Dans la cause 5185603 Manitoba Ltd et al v Government of Manitoba et al. la Cour d’appel relève l’absence d’une analyse des deux versions d’une loi dans la décision du juge Theodor Bock, de la Cour du Banc du Roi(Nouvelle fenêtre) (en anglais).

Une exigence constitutionnelle

Ce qui n’a pas eu lieu dans la cour inférieure est une comparaison des versions anglaise et française […] pour déterminer si le même sens peut être dérivé des deux versions, indique la décision du comité de trois juges, Freda Steel, Marc Monnin et Christopher Mainella.

Les plaignants portaient en appel la décision de la Cour du Banc du Roi de rejeter leur poursuite. Il s’agit de propriétaires d’un bâtiment qui avait été loué par une agence du Service à l’enfant et à la famille de la province. Le gouvernement de Brian Pallister a tenté de mettre fin à ce bail, ce qui a mené à la cause en question. Elle comprenait aussi une plainte en diffamation.

Après le début de la poursuite, la province a adopté une loi dont certains articles avaient pour but d’annuler le bail et de rejeter la demande en justice des plaignants.

En anglais, une disposition de la Loi d’exécution du budget de 2020 et modifiant diverses dispositions législatives en matière de fiscalité met fin aux poursuites directement ou indirectement liées à l’annulation du bail.

Le Palais législatif du Manitoba le 12 avril 2022.
La province a adopté une loi visant à mettre fin à une poursuite qui la nommait.
PHOTO : RADIO-CANADA / AMINE ELLATIFY

En français, le sens de la disposition législative est plus limité, selon la Cour d’appel. Elle vise les actions qui ont pour objet ou fondement, direct ou indirect l’annulation du bail.

Étant donné qu’il y a une divergence entre les versions française et anglaise, il incombe à un tribunal qui effectue une interprétation correcte d’appliquer la version plus restreinte des deux sens, tant que cette version plus restreinte semble conforme à l’intention du législateur, indique la Cour d’appel.

Le tribunal conclut donc que la plainte pour diffamation n’est pas visée par l’article 230(6) de la Loi.

L’interprétation bilingue au Manitoba est une exigence constitutionnelle. Les cours d’appel sont mandatées pour intervenir afin d’assurer une interprétation correcte conformément à la Loi sur le Manitoba. Il est approprié pour nous de le faire à ce stade, concluent les juges.

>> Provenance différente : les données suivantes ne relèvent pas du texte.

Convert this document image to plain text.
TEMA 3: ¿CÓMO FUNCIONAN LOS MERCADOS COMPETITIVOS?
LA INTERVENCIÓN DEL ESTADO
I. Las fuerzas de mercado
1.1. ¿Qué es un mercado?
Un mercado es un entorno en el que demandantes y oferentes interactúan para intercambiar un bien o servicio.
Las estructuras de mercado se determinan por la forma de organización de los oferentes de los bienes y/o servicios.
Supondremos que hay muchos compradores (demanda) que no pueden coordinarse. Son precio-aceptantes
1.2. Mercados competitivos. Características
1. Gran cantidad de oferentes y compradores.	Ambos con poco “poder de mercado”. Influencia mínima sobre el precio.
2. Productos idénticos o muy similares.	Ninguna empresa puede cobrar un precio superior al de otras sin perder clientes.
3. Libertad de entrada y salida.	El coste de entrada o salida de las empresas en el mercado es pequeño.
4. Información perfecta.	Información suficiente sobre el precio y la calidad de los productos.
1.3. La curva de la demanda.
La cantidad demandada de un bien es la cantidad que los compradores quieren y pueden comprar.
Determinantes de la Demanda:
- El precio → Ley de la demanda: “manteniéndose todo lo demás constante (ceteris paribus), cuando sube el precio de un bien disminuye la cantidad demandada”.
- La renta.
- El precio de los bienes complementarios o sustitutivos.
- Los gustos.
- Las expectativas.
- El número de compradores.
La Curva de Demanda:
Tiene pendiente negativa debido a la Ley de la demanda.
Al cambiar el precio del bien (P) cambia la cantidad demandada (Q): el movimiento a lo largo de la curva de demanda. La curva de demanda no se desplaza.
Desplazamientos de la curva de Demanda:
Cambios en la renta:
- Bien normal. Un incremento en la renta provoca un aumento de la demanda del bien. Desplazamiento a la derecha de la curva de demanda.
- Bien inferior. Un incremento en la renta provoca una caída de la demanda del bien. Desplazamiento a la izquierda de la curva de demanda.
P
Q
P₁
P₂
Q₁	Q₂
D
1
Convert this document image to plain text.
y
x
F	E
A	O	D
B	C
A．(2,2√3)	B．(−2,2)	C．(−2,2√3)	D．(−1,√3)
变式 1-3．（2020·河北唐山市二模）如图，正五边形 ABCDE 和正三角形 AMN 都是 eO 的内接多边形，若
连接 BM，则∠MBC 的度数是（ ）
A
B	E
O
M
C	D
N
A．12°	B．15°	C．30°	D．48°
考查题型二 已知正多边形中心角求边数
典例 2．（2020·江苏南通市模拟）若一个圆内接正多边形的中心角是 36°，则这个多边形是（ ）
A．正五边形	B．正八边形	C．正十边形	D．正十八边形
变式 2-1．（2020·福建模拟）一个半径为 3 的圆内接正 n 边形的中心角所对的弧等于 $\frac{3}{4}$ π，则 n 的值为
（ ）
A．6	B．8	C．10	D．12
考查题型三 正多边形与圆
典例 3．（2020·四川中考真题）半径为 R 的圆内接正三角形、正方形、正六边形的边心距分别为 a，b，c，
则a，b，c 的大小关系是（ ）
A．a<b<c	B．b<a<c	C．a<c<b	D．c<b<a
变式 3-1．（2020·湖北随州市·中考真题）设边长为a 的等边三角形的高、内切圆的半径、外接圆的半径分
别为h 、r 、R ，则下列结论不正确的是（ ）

La Cour d’appel a aussi examiné l’interprétation du tribunal inférieur d’un autre article de la Loi d’exécution du budget de 2020 et modifiant diverses dispositions législatives en matière de fiscalité. Elle conclut finalement que celui-ci soulève la question de l’indépendance judiciaire et a renvoyé la cause à la Cour du Banc du Roi pour permettre aux parties de se prononcer sur cette question.

Un avantage pour les francophones

Le directeur général de l’Association des juristes d’expression française du Manitoba (AJEFM), Tarik Daoudi, souligne que la directive de pratique de la Cour du Banc du Roi vient souligner l’importance du bilinguisme législatif.

La jurisprudence part de la base que les deux versions sont également authentiques et ont la même valeur, rappelle-t-il. C’est bien sûr un peu exceptionnel, mais parfois, il va y avoir une petite différence bien que les législateurs aient tenté de faire une version vraiment aussi identique que possible.

C’est juste la nature de la langue qui fait que, parfois, en application à une situation de fait particulière, il peut y avoir une différence entre l’interprétation des deux versions, poursuit-il.

Un jeune homme souriant assis.
Tarik Daoudi est le directeur général de l’Association des juristes d’expression française du Manitoba.
PHOTO : TARIK DAOUDI

Il estime que cela bénéficie aux avocats francophones. Ça crée un avantage pour ceux qui ont au moins une compréhension du français ou qui peuvent étudier les deux versions des lois, en anglais et en français, souligne Tarik Daoudi.

Il inscrit cette directive de pratique dans une belle séquence de mesures de ce genre, pour les francophones.

Au cours de la dernière année, les trois tribunaux judiciaires du Manitoba ont changé leurs règlements pour exiger que les avocats citent les versions bilingues de toute loi qui existe en français et en anglais.

Il s’agissait d’une demande de l’AJEFM, qui voulait sensibiliser davantage la profession au rôle du français dans les tribunaux manitobains.